Morgen liefert TeamViewer die finalen Q4- und Jahreszahlen für 2025 – und damit den Realitätscheck für das, was das Management im Januar vorab skizziert hat. Entscheidend wird weniger die reine Umsatzzeile sein, sondern die Profitabilität und der Ausblick für 2026. Kann der Softwareanbieter die starke Enterprise-Dynamik in belastbares Wachstum übersetzen?
Was morgen auf dem Prüfstand steht
Am 10. Februar veröffentlicht TeamViewer die endgültigen Ergebnisse für das vierte Quartal und das Gesamtjahr 2025 samt Analystenkonferenz. Vorläufige Eckdaten liegen bereits vor – jetzt kommt es auf Details an, etwa zur Entwicklung der wiederkehrenden Erlöse und zur Marge.
Wichtig aus dem Trading Update vom 9. Januar:
– Pro-forma-Umsatz 2025: rund 767 Mio. Euro (währungsbereinigt ca. +5%, am unteren Ende der Prognose)
– ARR (Annual Recurring Revenue): rund 760 Mio. Euro (währungsbereinigt ca. +2%)
– Belastung durch negative Währungseffekte, insbesondere beim Euro-Dollar-Kurs
– Zielgröße Profitabilität: bereinigte EBITDA-Marge „rund 44%“ für 2025
Am Markt spiegelt sich die abwartende Haltung in einem weiterhin niedrigen Kursniveau: Mit 5,84 Euro notiert die Aktie heute leicht im Minus (-1,27%) und bleibt klar unter dem langfristigen Trend, gemessen am 200-Tage-Durchschnitt.
Enterprise liefert – SMB bleibt stabil
Als positiver Treiber stach zuletzt das Großkundengeschäft heraus. Für das vierte Quartal meldete TeamViewer zwei strategische Enterprise-Kundengewinne mit einem kombinierten Gesamtvertragswert von rund 10 Mio. Euro. Zudem zeigte die übernommene IT-Firma 1E im vierten Quartal ein sequenzielles ARR-Wachstum.
Das SMB-Segment (kleine und mittlere Unternehmen) lief nach Unternehmensangaben „im Rahmen der internen Erwartungen“. Damit liegt der Fokus morgen umso stärker darauf, ob Enterprise und 1E-Integration ausreichen, um das Wachstum insgesamt zu beschleunigen – und wie sich das in den wiederkehrenden Erlösen niederschlägt.

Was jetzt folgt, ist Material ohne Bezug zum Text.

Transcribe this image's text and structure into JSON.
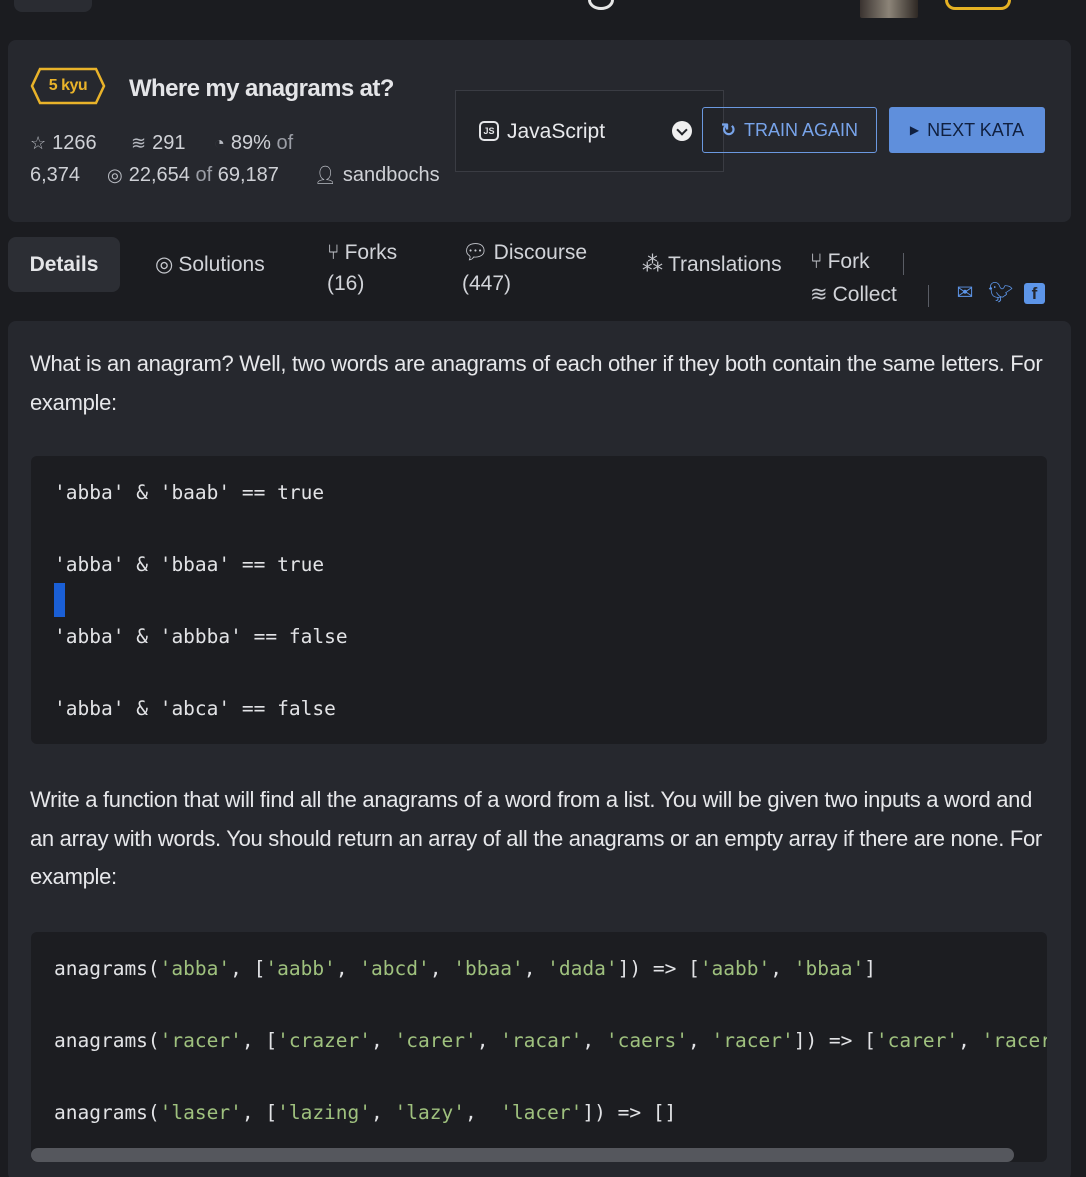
{
  "kata": {
    "rank": "5 kyu",
    "title": "Where my anagrams at?",
    "stars": "1266",
    "collections": "291",
    "satisfaction": "89%",
    "satisfaction_of": "of",
    "votes": "6,374",
    "completed": "22,654",
    "completed_of": "of",
    "attempted": "69,187",
    "author": "sandbochs"
  },
  "language_select": {
    "icon": "js-icon",
    "value": "JavaScript"
  },
  "buttons": {
    "train_again": "TRAIN AGAIN",
    "next_kata": "NEXT KATA"
  },
  "tabs": {
    "details": "Details",
    "solutions": "Solutions",
    "forks": "Forks",
    "forks_count": "(16)",
    "discourse": "Discourse",
    "discourse_count": "(447)",
    "translations": "Translations",
    "fork": "Fork",
    "collect": "Collect"
  },
  "description": {
    "intro": "What is an anagram? Well, two words are anagrams of each other if they both contain the same letters. For example:",
    "example1": [
      {
        "a": "'abba'",
        "op": "&",
        "b": "'baab'",
        "eq": "==",
        "r": "true"
      },
      {
        "a": "'abba'",
        "op": "&",
        "b": "'bbaa'",
        "eq": "==",
        "r": "true"
      },
      {
        "a": "'abba'",
        "op": "&",
        "b": "'abbba'",
        "eq": "==",
        "r": "false"
      },
      {
        "a": "'abba'",
        "op": "&",
        "b": "'abca'",
        "eq": "==",
        "r": "false"
      }
    ],
    "task": "Write a function that will find all the anagrams of a word from a list. You will be given two inputs a word and an array with words. You should return an array of all the anagrams or an empty array if there are none. For example:",
    "example2": [
      "anagrams('abba', ['aabb', 'abcd', 'bbaa', 'dada']) => ['aabb', 'bbaa']",
      "anagrams('racer', ['crazer', 'carer', 'racar', 'caers', 'racer']) => ['carer', 'racer'",
      "anagrams('laser', ['lazing', 'lazy',  'lacer']) => []"
    ]
  },
  "colors": {
    "rank": "#e9b32a",
    "accent": "#5f8fdc",
    "string": "#9fc17e"
  }
}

Profitabilität als Lackmustest
Für viele Anleger ist die Marge der Kernpunkt der Veröffentlichung. TeamViewer stellt für 2025 eine bereinigte EBITDA-Marge von rund 44% in Aussicht. Die finalen Zahlen werden zeigen, ob dieses Niveau tatsächlich erreicht wurde – und ob sich im Kostenbild bereits Effekte der 1E-Integration ablesen lassen.
Konkret terminiert sind die nächsten Stationen:
– 10. Februar 2026: Q4/FY 2025 Ergebnisse und Analystenkonferenz
– 18. März 2026: Jahresbericht 2025
– 6. Mai 2026: Q1 2026 Ergebnisse
– 2. Juni 2026: Hauptversammlung
Im Mittelpunkt steht damit morgen vor allem der Ausblick auf 2026 – und ob TeamViewer bei Wachstum, ARR-Entwicklung und Profitabilität eine klare Linie liefert, bevor am 6. Mai bereits die Zahlen zum ersten Quartal folgen.